There were fears that the public backlash triggered by AIG’s payment of $165m (€122m) in bonuses, which followed the US insurer’s taxpayer-funded rescue, would have devastating consequences for the country’s largest banks.

“Finance is one of America’s great industries, and they’re destroying it,” said one banker at a firm that has accepted public money. “This happened out of haste and anger over AIG, but we’re not like AIG.”

The banker added: “This is like Russia 15 years ago. It’s like a McCarthy witch-hunt . . . This is the most profoundly anti-American thing I’ve ever seen.”
That's Barney Frank on the high stool, bottom right, dreaming of a windfall tax on Big Oil.

The US is now unpredictable.

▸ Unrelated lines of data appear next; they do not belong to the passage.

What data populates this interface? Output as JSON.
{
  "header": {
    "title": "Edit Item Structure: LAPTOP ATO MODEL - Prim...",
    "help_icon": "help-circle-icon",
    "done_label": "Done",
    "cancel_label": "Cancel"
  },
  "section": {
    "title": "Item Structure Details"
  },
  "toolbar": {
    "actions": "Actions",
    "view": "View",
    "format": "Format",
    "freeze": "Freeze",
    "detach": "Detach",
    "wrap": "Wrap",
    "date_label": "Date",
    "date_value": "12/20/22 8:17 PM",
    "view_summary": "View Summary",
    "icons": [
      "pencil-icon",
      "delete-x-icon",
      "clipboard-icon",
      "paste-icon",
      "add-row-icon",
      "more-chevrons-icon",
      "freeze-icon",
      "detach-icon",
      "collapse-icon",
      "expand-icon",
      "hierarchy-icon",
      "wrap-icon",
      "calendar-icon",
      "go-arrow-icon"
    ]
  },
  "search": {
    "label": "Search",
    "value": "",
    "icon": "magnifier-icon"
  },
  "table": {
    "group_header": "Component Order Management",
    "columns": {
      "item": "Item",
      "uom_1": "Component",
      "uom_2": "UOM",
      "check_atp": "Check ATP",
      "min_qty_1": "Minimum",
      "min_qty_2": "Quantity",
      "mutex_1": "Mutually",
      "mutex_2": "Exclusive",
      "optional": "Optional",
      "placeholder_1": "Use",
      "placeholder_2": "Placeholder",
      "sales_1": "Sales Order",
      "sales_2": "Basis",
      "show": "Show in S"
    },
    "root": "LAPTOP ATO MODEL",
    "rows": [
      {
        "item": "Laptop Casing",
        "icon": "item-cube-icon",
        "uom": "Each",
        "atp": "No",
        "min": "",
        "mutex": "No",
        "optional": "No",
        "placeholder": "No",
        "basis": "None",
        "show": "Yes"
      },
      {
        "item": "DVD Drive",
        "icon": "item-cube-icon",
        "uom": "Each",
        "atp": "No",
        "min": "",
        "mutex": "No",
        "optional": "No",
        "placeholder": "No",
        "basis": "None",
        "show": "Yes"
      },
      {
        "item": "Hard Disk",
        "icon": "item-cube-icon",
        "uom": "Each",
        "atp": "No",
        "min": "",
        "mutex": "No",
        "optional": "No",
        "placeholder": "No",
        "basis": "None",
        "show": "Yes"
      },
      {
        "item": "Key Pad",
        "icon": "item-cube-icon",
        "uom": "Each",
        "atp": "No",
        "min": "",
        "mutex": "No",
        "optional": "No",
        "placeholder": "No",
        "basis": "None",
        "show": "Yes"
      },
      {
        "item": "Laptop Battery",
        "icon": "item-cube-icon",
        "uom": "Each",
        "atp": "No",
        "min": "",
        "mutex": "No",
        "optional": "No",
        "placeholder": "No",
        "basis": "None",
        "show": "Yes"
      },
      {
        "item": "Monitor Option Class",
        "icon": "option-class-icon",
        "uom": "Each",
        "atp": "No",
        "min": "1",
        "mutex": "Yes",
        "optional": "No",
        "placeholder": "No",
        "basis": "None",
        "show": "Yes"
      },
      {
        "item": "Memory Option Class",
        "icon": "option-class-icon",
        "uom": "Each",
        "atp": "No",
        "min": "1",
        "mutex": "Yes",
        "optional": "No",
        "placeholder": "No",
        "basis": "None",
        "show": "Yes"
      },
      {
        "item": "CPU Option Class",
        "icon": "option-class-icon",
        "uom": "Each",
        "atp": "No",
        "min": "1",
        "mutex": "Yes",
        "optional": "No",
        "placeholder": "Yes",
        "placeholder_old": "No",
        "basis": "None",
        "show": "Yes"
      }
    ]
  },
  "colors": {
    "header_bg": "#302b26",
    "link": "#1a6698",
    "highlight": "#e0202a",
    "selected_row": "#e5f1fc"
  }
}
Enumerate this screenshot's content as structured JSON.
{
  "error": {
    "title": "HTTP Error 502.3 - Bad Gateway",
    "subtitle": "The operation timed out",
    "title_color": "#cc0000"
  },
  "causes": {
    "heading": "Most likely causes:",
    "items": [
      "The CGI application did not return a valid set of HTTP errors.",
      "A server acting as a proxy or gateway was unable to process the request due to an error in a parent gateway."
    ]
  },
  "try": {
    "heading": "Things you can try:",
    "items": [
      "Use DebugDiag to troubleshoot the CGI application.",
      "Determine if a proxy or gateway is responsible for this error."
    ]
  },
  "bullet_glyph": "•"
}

Change the government and contracts can be voided, alliances disrespected, terrorists rewarded, sheriffs who protect US borders investigated, our descendants suddenly loaded with a mountain of debt. Right now America's best hope is China and China's best hope is to start selling US debt to crash the price ASAP as a piercing alarm to the US government to change course now, right now. I'd buy Credit Default Swaps on the USA except that it's hard to imagine a counter-party with non-correlated risk. That's why gold is strong.